Requirements imposed on Canadians include mandatory firearms training and an approved method of safe storage. Even the conveyance of firearms is strictly regulated. The key, however, to Canada’s lower rate of gun violence is the focus on ensuring as far as humanly possible that the wrong person is not issued with a license to possess a firearm. For example, in addition to the usual background checks, an applicant must provide references from individuals who know the applicant and can attest to the fact that they know of no reason why he or she should not be issued with a license to own a firearm. That requirement alone would prevent many dangerous individuals from legally obtaining a gun; the alleged shooter in Colorado, for example, would have had a tough time coming up with such references judging by his isolated life style (one mirrored in the Virginia Tech shooter and many other perpetrators of mass shootings).

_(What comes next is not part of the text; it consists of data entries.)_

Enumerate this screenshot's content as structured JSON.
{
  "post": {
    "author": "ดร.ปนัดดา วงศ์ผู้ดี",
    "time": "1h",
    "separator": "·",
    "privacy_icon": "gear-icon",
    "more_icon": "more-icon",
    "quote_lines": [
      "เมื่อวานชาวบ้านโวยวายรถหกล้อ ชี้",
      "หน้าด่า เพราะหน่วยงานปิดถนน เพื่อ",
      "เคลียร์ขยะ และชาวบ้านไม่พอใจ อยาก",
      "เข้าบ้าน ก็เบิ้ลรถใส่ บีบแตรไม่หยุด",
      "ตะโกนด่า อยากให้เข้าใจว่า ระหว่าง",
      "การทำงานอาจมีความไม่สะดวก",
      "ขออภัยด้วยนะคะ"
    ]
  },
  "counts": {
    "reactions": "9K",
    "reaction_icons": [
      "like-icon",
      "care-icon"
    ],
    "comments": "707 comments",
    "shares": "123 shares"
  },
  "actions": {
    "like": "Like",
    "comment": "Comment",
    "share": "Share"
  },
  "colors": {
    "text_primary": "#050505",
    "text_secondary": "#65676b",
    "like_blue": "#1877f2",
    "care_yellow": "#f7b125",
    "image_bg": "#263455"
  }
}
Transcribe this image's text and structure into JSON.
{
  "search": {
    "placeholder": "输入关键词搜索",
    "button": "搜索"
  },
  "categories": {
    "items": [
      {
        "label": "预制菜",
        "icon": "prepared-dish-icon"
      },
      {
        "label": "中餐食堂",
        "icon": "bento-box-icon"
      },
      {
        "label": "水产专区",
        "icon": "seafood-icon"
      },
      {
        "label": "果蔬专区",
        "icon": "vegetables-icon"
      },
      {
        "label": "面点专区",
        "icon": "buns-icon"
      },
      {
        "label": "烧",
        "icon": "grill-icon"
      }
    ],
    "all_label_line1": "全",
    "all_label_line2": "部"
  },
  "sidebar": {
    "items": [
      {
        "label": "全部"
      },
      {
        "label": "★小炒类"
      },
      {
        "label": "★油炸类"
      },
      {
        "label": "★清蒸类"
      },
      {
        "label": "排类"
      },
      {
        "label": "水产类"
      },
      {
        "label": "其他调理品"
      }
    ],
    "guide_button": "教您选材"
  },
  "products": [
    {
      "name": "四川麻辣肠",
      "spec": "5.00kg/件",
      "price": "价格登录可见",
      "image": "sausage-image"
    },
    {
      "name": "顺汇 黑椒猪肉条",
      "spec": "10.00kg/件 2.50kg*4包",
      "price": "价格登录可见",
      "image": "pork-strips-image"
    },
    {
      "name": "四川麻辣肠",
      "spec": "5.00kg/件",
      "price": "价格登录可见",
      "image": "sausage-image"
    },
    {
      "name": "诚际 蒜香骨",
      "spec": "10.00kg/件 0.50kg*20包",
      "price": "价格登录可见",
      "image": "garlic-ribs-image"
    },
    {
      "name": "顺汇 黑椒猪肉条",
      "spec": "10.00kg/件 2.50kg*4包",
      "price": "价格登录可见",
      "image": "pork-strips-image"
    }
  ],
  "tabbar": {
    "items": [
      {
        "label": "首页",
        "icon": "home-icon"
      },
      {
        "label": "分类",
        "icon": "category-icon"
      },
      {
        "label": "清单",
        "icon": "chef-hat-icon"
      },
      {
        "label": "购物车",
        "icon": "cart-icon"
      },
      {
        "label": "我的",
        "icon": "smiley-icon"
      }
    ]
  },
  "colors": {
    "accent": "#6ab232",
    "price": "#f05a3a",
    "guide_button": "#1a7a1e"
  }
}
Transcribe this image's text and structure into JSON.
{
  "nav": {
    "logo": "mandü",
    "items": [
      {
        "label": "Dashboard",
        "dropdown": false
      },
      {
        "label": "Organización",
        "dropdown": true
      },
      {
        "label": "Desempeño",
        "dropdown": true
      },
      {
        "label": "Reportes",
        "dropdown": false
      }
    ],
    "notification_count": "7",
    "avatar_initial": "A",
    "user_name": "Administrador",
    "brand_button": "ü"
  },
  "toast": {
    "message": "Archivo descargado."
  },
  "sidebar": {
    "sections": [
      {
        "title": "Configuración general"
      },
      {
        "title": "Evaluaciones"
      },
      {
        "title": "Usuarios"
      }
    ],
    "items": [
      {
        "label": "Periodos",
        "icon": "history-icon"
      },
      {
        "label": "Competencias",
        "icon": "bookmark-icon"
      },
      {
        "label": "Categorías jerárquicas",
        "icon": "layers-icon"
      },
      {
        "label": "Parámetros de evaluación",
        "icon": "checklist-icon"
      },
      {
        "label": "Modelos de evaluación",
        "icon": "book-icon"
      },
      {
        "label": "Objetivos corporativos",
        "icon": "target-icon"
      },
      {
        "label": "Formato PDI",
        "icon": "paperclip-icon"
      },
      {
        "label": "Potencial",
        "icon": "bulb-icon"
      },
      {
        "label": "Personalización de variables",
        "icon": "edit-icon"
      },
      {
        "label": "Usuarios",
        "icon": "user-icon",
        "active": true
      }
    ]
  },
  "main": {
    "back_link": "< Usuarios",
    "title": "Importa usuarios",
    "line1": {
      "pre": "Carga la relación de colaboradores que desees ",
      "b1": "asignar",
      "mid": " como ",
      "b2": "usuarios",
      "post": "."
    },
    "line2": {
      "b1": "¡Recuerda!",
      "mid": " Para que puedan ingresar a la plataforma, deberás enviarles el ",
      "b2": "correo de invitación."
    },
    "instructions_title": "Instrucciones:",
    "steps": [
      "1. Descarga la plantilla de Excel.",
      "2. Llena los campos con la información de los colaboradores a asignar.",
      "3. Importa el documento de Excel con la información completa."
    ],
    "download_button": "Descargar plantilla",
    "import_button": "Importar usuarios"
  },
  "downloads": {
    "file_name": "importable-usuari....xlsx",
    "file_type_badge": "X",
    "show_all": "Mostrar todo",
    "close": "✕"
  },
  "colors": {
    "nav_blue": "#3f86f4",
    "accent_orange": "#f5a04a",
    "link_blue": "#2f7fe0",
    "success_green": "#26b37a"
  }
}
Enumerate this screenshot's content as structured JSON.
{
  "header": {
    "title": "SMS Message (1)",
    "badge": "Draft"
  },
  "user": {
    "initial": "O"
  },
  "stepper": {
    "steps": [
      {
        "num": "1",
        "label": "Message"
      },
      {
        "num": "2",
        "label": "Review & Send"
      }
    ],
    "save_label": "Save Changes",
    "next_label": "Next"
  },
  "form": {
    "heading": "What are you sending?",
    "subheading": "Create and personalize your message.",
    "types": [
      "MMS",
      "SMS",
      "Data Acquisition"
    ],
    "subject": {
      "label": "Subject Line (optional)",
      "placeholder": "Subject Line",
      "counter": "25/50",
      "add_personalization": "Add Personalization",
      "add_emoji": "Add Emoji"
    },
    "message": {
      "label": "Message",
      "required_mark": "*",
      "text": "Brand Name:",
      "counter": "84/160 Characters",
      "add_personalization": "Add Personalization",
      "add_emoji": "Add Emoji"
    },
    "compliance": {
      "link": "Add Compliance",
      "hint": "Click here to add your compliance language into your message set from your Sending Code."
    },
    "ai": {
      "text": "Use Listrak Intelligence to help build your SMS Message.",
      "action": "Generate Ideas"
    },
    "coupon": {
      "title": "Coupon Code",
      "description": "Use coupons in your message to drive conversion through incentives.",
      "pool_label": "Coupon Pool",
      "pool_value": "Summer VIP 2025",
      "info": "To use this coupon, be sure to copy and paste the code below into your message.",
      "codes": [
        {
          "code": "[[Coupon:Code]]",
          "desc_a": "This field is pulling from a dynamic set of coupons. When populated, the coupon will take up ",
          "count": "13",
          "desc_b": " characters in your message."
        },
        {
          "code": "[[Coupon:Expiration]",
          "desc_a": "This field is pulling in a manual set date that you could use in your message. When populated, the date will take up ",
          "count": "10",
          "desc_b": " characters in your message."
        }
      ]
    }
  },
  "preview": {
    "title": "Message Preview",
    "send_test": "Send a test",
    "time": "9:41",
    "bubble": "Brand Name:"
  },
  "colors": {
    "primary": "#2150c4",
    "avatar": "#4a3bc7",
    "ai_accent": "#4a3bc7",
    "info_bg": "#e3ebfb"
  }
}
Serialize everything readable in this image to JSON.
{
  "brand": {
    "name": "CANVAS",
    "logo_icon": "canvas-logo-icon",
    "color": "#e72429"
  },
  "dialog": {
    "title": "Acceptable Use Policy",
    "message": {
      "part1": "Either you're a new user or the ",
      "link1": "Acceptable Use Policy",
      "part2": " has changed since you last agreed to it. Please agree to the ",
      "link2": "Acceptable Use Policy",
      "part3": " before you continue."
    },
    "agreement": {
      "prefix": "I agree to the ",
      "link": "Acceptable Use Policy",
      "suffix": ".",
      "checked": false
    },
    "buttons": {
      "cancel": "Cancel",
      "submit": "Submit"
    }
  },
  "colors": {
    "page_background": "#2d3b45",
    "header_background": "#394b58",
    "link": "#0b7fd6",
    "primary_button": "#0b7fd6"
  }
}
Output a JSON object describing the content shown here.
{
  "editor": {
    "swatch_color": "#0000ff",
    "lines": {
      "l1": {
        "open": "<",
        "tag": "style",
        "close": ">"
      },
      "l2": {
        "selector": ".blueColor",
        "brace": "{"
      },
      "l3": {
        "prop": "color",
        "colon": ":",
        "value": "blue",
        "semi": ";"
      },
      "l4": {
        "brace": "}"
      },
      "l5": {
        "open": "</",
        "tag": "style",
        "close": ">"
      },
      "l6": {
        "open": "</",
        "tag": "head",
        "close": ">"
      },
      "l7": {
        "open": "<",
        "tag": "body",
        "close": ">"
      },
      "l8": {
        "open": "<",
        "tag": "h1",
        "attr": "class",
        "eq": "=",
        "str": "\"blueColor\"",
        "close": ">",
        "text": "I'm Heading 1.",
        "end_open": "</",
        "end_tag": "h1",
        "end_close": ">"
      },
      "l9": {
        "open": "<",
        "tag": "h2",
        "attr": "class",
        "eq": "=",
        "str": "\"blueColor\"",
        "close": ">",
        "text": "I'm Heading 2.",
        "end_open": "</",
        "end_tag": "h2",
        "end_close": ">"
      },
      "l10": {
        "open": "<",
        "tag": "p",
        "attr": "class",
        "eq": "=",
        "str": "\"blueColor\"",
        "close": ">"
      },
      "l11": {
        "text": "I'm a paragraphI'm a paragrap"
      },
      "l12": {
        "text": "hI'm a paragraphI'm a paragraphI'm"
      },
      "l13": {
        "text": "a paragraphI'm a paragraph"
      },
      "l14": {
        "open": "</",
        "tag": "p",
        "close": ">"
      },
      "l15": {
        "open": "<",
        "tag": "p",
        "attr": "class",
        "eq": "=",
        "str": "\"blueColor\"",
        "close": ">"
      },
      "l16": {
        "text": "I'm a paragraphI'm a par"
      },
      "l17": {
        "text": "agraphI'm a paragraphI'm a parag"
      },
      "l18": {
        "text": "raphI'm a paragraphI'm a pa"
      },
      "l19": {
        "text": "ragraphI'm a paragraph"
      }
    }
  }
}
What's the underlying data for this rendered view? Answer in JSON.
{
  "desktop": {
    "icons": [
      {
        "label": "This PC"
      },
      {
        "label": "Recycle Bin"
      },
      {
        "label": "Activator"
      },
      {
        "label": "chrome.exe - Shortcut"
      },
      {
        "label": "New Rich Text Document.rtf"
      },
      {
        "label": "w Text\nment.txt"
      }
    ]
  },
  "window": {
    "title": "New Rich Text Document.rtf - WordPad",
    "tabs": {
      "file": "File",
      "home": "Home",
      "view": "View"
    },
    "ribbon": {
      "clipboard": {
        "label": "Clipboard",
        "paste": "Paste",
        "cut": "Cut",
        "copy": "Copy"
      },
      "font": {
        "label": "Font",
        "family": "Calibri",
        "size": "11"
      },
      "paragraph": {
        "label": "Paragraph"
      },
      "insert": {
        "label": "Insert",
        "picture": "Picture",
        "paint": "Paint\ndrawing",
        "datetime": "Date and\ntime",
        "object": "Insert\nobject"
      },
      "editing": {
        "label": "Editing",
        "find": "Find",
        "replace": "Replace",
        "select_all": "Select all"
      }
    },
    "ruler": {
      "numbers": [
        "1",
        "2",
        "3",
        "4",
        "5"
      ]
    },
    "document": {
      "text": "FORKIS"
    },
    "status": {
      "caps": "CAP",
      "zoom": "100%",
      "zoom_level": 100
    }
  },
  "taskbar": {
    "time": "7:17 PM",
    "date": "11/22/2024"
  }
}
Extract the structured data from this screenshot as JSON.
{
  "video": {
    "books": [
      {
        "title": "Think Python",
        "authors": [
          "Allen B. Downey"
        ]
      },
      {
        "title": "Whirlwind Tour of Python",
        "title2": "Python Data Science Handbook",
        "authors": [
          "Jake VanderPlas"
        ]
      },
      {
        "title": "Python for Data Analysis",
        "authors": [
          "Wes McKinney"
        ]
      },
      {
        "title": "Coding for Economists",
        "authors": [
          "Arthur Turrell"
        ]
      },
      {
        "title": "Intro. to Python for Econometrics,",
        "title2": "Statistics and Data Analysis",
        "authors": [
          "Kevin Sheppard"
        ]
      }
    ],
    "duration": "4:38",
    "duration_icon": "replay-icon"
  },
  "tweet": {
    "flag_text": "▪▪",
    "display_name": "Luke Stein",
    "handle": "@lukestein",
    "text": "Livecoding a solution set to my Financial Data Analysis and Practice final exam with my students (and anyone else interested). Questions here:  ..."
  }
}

The folks at the NRA love to point to the myriad gun laws on the books in America. The problem, as they well know, is that most of these are local and state laws which vary greatly in reach and effectiveness. What we need are more effective and stringent national laws such as closing the gun show loophole and banning assault rifles. States also need to pull back on the whole idea of concealed weapon permits. Add to that wish list some ideas from Canada such as imposing safe weapons storage requirements and, most important of all, establishing a more rigorous screening system for all potential gun buyers.
We don’t have to nor should we live in fear of our movie theatres, shopping malls, work places or schools becoming war zones. Common sense laws can be highly effective but we need to start standing up to the gun zealots in this country and rewarding politicians who do likewise. Is that really asking too much?